In the northern Park, Mammoth Hot Springs is one of the first places on anyone’s itinerary. Some period buildings remain, and the administrative departments are housed in what was once the US Cavalry’s barracks. One of the things I love about Mammoth is that wildlife is not hindered by fences, and able to wander around everyone’s gardens.
If you’ve never heard elk calling, you’re in for a treat. During the mating season, they tend to get a bit noisy. The sound is difficult to describe, kind of a combination of creaky gate and mad bugler. A quick check on Google will show you what I mean.
The hot springs that give Mammoth its name contain mainly calcium carbonate, in the form of travertine. It forms large terraces, which start off as tiny flat flakes of mineral, and these build up to give large structures.

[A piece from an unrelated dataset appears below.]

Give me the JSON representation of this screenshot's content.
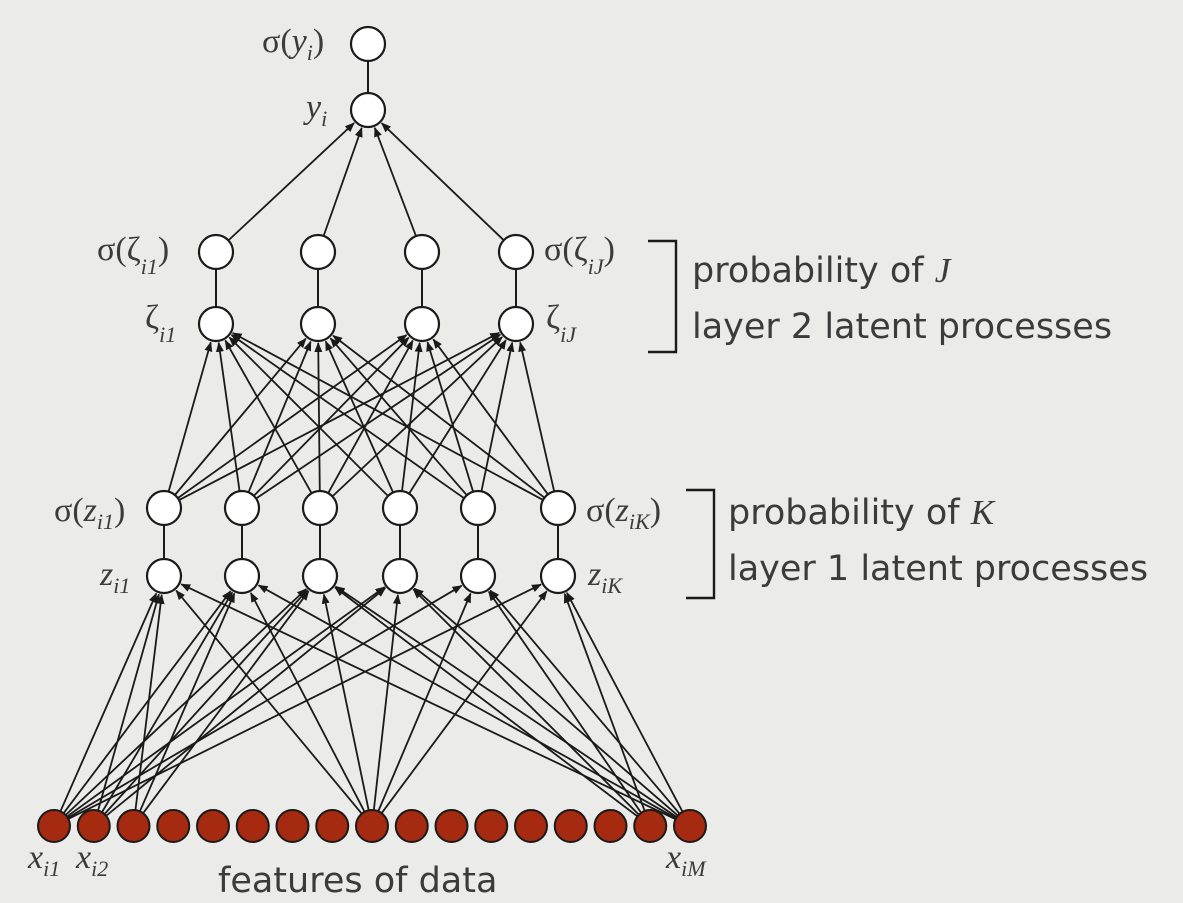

Down at Mammoth Hot Springs, a remnant feeder pipe for a previous hydrothermal system is present, known as “Liberty Cap”. This formed in much the same way as a pipe furs up with deposits carried by water. If you’ve ever seen a kettle, or oil-pipe full of scale, this isn’t too different. Note the onion-skin structure below.
The whole thing is visible below, and would have been a pipe in the subsurface, feeding deposits similar to those higher up the mountain.

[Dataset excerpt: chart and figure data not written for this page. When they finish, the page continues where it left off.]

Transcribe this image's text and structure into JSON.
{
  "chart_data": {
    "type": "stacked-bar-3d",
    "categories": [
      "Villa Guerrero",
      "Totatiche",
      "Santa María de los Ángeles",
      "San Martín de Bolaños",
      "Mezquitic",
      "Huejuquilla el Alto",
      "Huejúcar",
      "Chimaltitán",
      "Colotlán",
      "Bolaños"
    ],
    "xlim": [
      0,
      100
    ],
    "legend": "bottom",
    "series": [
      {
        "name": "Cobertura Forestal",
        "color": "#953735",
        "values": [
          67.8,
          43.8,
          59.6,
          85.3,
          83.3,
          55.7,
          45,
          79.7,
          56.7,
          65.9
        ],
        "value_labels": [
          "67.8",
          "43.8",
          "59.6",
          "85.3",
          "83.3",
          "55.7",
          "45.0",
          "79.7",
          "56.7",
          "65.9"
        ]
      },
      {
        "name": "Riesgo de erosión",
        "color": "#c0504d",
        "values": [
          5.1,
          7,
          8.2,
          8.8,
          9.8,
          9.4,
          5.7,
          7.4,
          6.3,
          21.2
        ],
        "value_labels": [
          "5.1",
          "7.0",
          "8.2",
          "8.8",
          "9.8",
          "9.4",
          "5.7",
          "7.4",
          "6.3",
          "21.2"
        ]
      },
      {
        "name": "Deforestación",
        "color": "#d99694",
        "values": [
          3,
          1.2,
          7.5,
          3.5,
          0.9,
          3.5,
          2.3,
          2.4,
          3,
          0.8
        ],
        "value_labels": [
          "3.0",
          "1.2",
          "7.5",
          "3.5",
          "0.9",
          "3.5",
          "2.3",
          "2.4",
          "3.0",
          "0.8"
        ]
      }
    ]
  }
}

One of the most memorable things about my trip was the people that I encountered. Aside from being robbed in Minneapolis St Paul, virtually everyone was really friendly. The Park Service staff, particularly Dave and Kathy LaConte, Bob Lindstrom and Wayne Hamilton all made my life much easier while I was in the Park.
The scale of hydrothermal activity in Yellowstone is pretty significant. Geological studies show that there is a mantle “hot-spot” beneath the Park, and that continental drift has been moving North America over the heat source for a long time. It is believed that a similar mantle “plume” created the various Pacific seamounts in a chain ending with the Hawaiian Islands. Here’s a useful link – http://seamounts.sdsc.edu/, showing a vast array of seamounts. Using the map to look at the Pacific Ocean, you can see the chain I’m talking about, stretching away north and west of Hawaii. Not all seamounts form from mantle plumes, but this tool is a useful illustration.

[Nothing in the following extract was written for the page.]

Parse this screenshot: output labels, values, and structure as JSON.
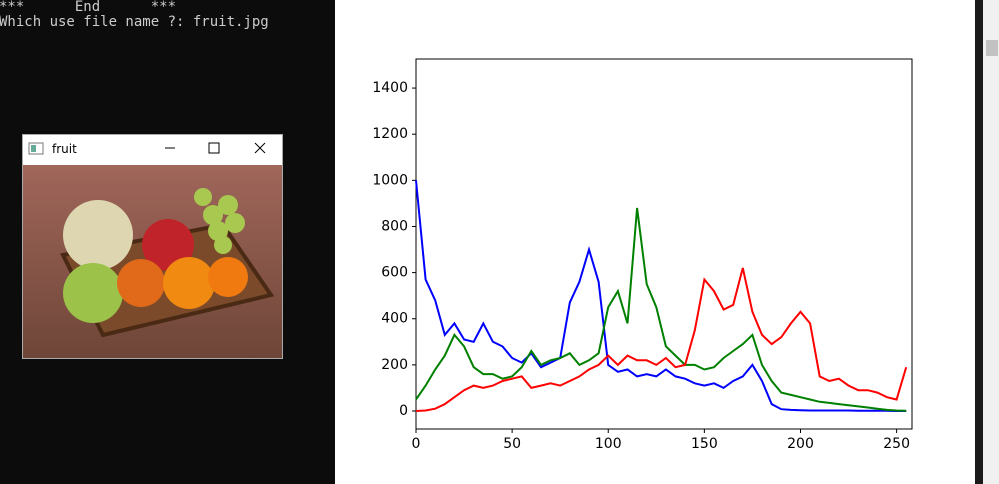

Anyway, back to the plume under Yellowstone. This plume has been responsible for a number of catastrophic volcanic eruptions through geological history. The National Parks Service have shown this far better than I could, and their graphic is reproduced below. The link to their site is here: http://www.nps.gov/yell/naturescience/eruptions.htm.
Looking at the relative volumes of material ejected during the Mt. St. Helens and Krakatau eruptions, it is clear that when the Yellowstone caldera lets rip, it does so on a truly gargantuan scale. For non-geologists out there, a caldera is what you get when the top of a volcano collapses in on itself, a structure a bit like a basin. Good examples are Crater Lake, Oregon, and Olympus Mons. On Earth, calderas are not generally very large, a couple of miles in diameter or less. To give you an idea of scale, according to the US Geological Surgvey, the current Yellowstone Caldera measures approximately “28 by 47 miles”. This gives me the shivers. Basically the entire central section of Yellowstone National Park is a volcanic structure. I knew this before I did any field-work there, but the sheer size of it is awe-inspiring. On a trip to the southern end of the Park, we drove down the fault scarp for the caldera, and it stretched for miles to either side.
One thing is for sure, when that bad boy cuts loose, as it will eventually, the whole world will know about it. A drama that gives an idea of what a major eruption would look like is available through the BBC. Kind of tips 2012 and similar movies into a cocked hat.
Regardless of what lies beneath, Yellowstone National Park is well worth repeated visits. I for one would love to visit again in the depths of winter, when the Park is transformed by snow. The Indians called this part of the world “Big Sky country”, and I can see why. Standing among the grasslands, framed by mountains and deep clear blue sky above, I almost felt as if I could fall off the planet.